Thereafter, life on the streets proved equally stressful, threatening to
confirm all the negatives she felt about how people behave.
Perhaps that crude synopsis has made you
join the ‘I’m not sure I could read this – it’s too horrible’ camp. If it has,
it’s deprived you of an astonishing experience. Because this is a page turner
and, bizarrely, a sort of celebration. I know that’s a cliché beloved of Amazon
reviewers, but here it’s a fact. The story is relentlessly riveting. There’s
tension, hidden (and not so hidden) forces at work, powerful characters, and
observations of social interaction that are penetrating insights into what
lurks behind the facades of sunny, happy-go-lucky Australia, where families
picnic in the sun and glory in sights such as the fabulous Sydney Harbour
Bridge.
The abuse inflicted on the infant
Sassy-Girl (let’s use the street name she earned) was not at the hands of social
low-lifes, but ‘respectable’ middle class professionals. When she eventually
rebels and runs away, she has to find places to sleep, clothes to wear, ways to
get food, and simultaneously avoid the pressure from pimps to recruit her into
their stable. She experiences some kindnesses but her whole life seems to have
been a denial that trust is possible between humans. When groups of girls at
the zoo mock her for the clothes she’s wearing, she asks ‘why do people do
those things? What was it that gave those girls the right to make fun of
something they didn't understand?’ adding that ‘It would take a very long time to
discover how common that trait was in humans’.

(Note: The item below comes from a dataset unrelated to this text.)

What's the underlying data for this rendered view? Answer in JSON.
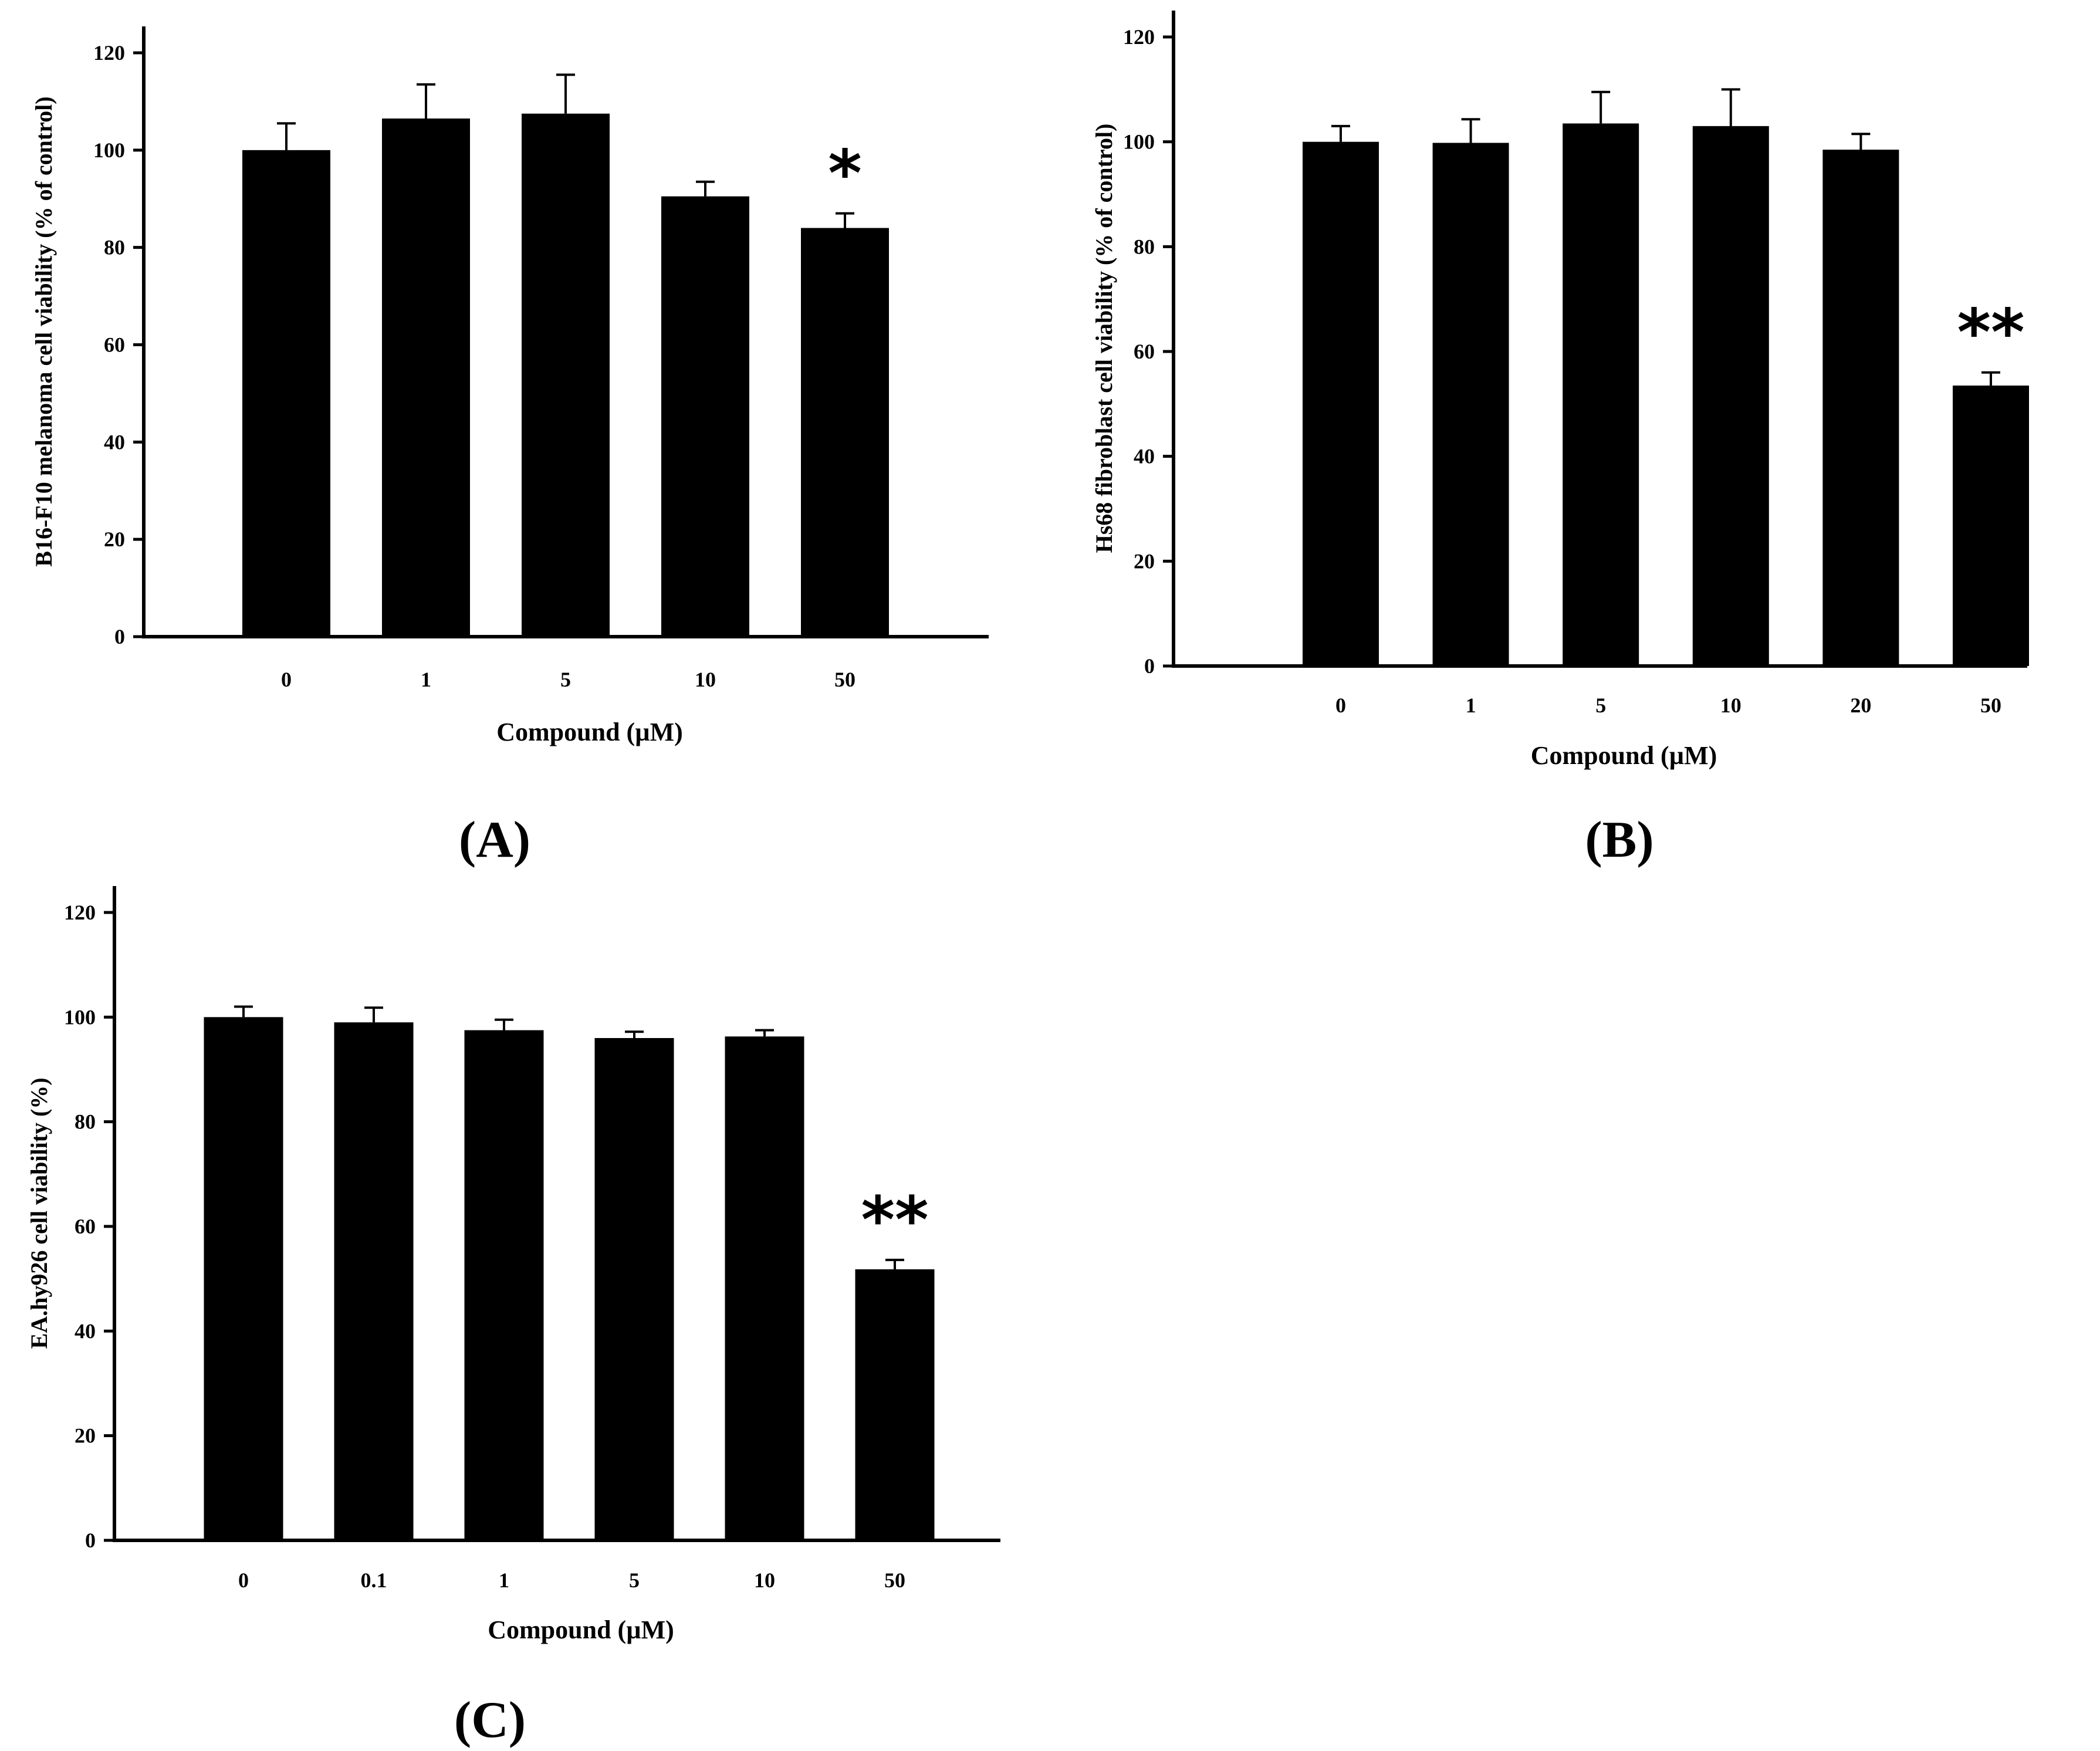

It would have been so easy (in theory) to
succumb to prostitution to earn her keep, but the abuse she suffered makes her
determined never to allow her body to be used again. As she says ‘I knew my
soul would die anyway if I made a conscious decision to sell the child's body
in which it was housed. I wasn’t being brave, or strong. I simply knew that all
of me would survive – or another me would. What point would there be living
without my soul and my spirit?’
An author’s note at the beginning speaks of
the compulsion Danson had to write this, the promise she’d made to someone to
do so, but she also admits that it’s taken longer to get round to it than she
thought it would. And that’s part of the spell this narrative weaves. We’re
getting the intimate day to day experiences of a 12 year old – the encounters,
the threats, the violence, the alienation – but they’re all being recounted by
the mature woman she survived to become.
And the narrator herself is aware of this,
of course. This is a woman who knows how to write, how to use language,
sometimes simply, always directly, to engage the reader, a woman who has come
to know that friendships and trust are possible, and yet who’s re-entering the
mind of her pre-teen self and reliving those years, with their innocence and
ignorance. Because Sassy-Girl is uneducated (in formal terms). She thinks
everyone speaks Australian (except Americans, whom she’s seen on TV and who
speak American). ‘If someone had told me we all spoke English,’ she says, ‘I
would have been even more confused.
At times, the mature narrator lends her
voice to the girl. When she makes her way to the War Memorial, for example, she
says she ‘spent the rest of the night in the company of the spirits of people
who had died in a nightmare as well’. And there’s an awareness of the power of
simplicity in sentences such as ‘I wanted to laugh and mean it’, or ‘It
reminded me of the way I cried, back when I still could.’
But these aren’t intended to be criticisms.
The moment Sassy-Girl suspects she’s feeling self-pity, she forces herself out
of it. She’s a survivor and, despite all the torments she’s endured in these
early years, what remains is an affirmation of her spirit, a confidence that,
despite the enormous forces ranged against her, she won’t be a loser. It’s a
compelling read, a reminder of the deepest evils of which we’re capable, but
also a celebration of our ability to overcome.